Davalılar vekilince temyiz incelemesinin duruşmalı olarak yapılmasının istenilmesi üzerine, işin duruşmaya tabi olduğu anlaşılmış ve duruşma için 24.01.2023 günü tayin edilerek taraflara tebligat gönderilmiştir.
Duruşma günü davalılar vekili Avukat ... geldi, davacı idare vekili duruşmaya katılmamışlardır.
Duruşmaya başlanarak hazır bulunan avukatların sözlü açıklamaları dinlendikten sonra duruşmaya son verildi.
Tetkik Hâkimi tarafından hazırlanan rapor dinlendikten sonra dosyadaki belgeler incelenip gereği düşünüldü:
I. DAVA
Davacı idare vekili dava dilekçesinde; Adana ili, ... ilçesi, ... Mahallesi, 696 ada 14 (eski 4 parselden ifraz) parsel sayılı taşınmazın kamulaştırma bedelinin tespiti ve kamulaştırılan taşınmazın yol olarak terkinini talep etmiştir.
II. CEVAP
Davalılar cevap dilekçesinde özetle; dava konusu taşınmazın arsa niteliğinde olduğunu, usulüne uygun olarak oluşturulacak bilirkişi heyetinin belirlediği bedelinin kamu alacakları için öngörülen en yüksek faiziyle ödenmesine karar verilmesi ve yargılama giderlerinin davacı idare üzerinde bırakılarak davacı idare lehine vekâlet ücretine hülmedilmemesi gerektiğini beyan etmiştir.
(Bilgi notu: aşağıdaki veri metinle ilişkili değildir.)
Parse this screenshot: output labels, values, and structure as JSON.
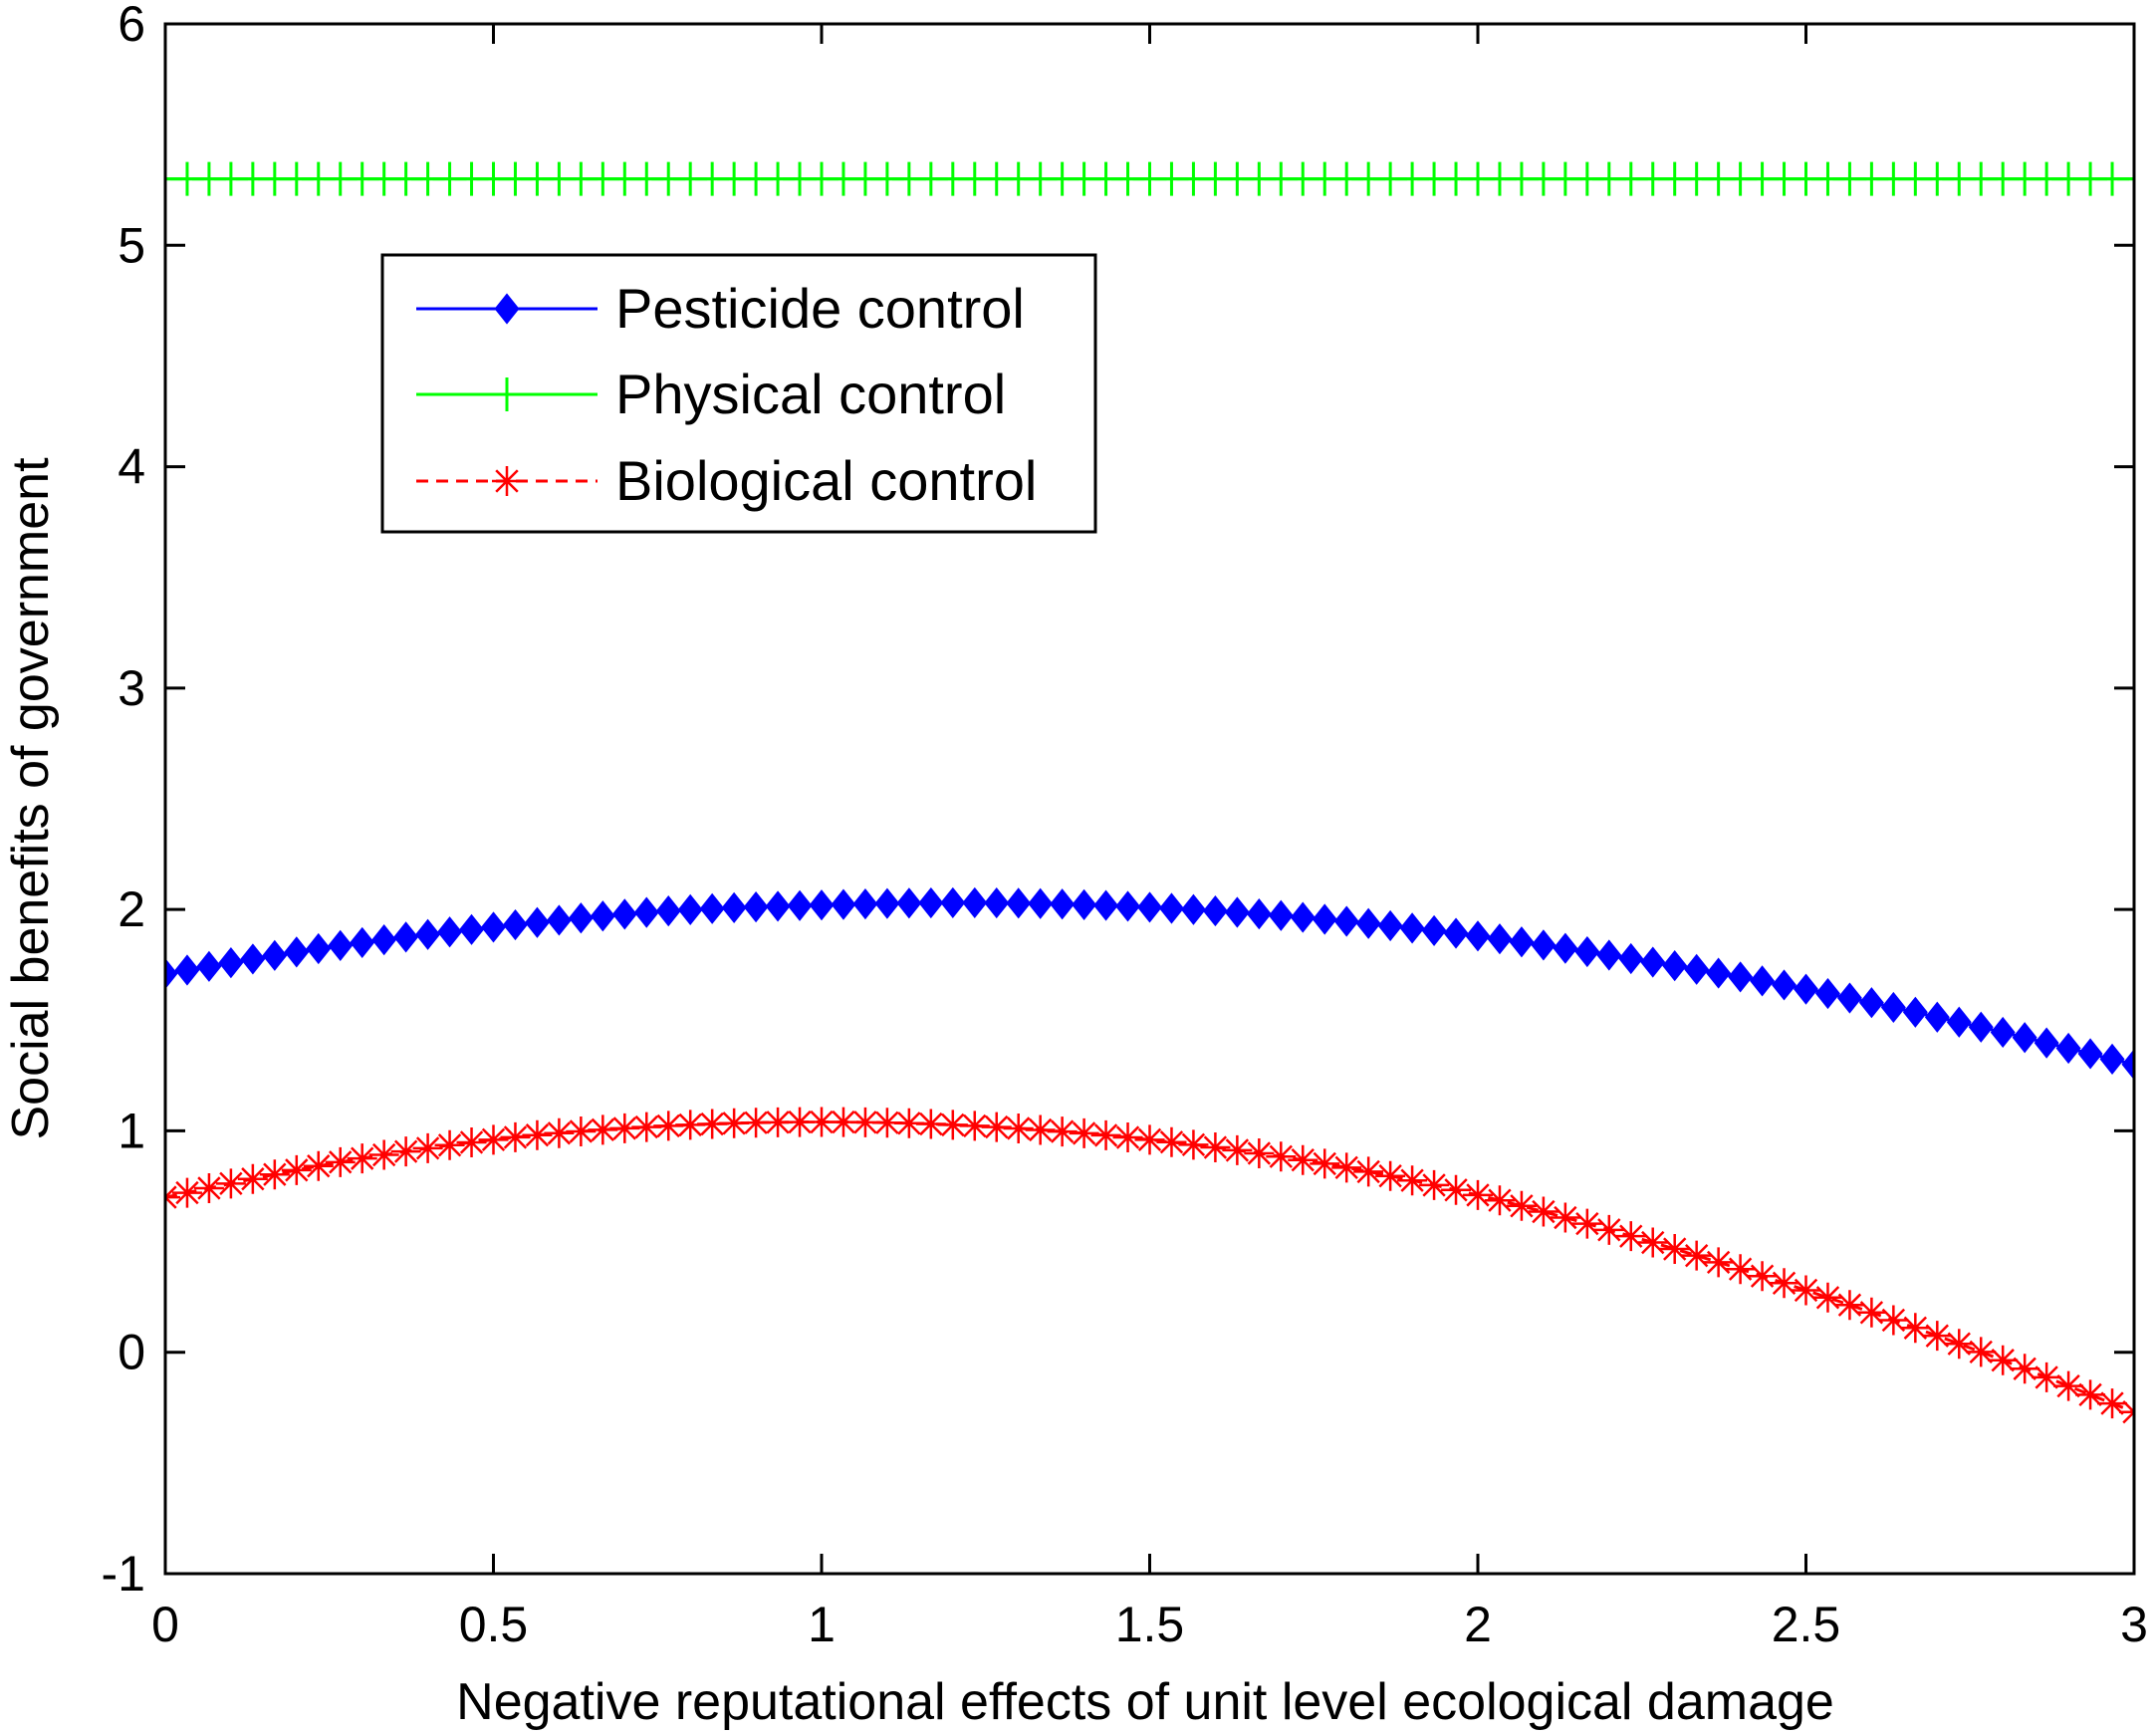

III. İLK DERECE MAHKEMESİ KARARI
İlk Derece Mahkemesinin yukarıda tarih ve sayısı belirtilen kararı ile davanın kabulüne, kamulaştırma bedelinin tespiti ile bu bedelin bloke ettirilerek davalı tarafa derhâl ödenmesine, dava konusu taşınmazın davalı adına olan tapu kaydının iptali ile yol olarak terkinine karar verilmiştir.
IV. İSTİNAF
A. İstinaf Yoluna Başvuranlar
İlk Derece Mahkemesinin yukarıda belirtilen kararına karşı süresi içinde taraf vekilleri istinaf başvurusunda bulunmuştur.
B. İstinaf Sebepleri
1. Davacı vekili istinaf dilekçesinde özetle; tespit edilen kamulaştırma bedelinin rayicin çok üzerinde belirlendiğini, bilirkişi raporunun gerçekçi ve denetime elverişli olmadığını, yerel mahkeme kararın Yargıtay içtihatlarına ve 2942 sayılı Kanun'un 11 inci maddesine uygun olmadığını ileri sürerek İlk Derece Mahkemesi kararının kaldırılması istemi ile istinaf yoluna başvurmuştur.
2. Davalı vekili istinaf dilekçesinde özetle; dava konusu taşınmaz için emsal karşılaştırması sonucunda belirlenen değerini taşınmazın gerçek değerini karşılamadığını, arta kalan kısım için değer düşüklüğü oranının düşük hesaplandığını, zemin üzerindeki ağaç bedellerinin yanlış ve eksik hesaplandığını, yapılardan fazla yıpranma payı düşüldüğünü, avukatlık ücreti yönünden 2942 sayılı Kanun'un 29 uncu maddesi uyarınca kamulaştırma davalarında yargılama giderinden idarenin sorumlu olduğunu, bu sebeple idare lehine vekâlet ücretine hükmedilmemesi gerektiğini ileri sürerek İlk Derece Mahkemesi kararının kaldırılması istemi ile istinaf yoluna başvurmuştur.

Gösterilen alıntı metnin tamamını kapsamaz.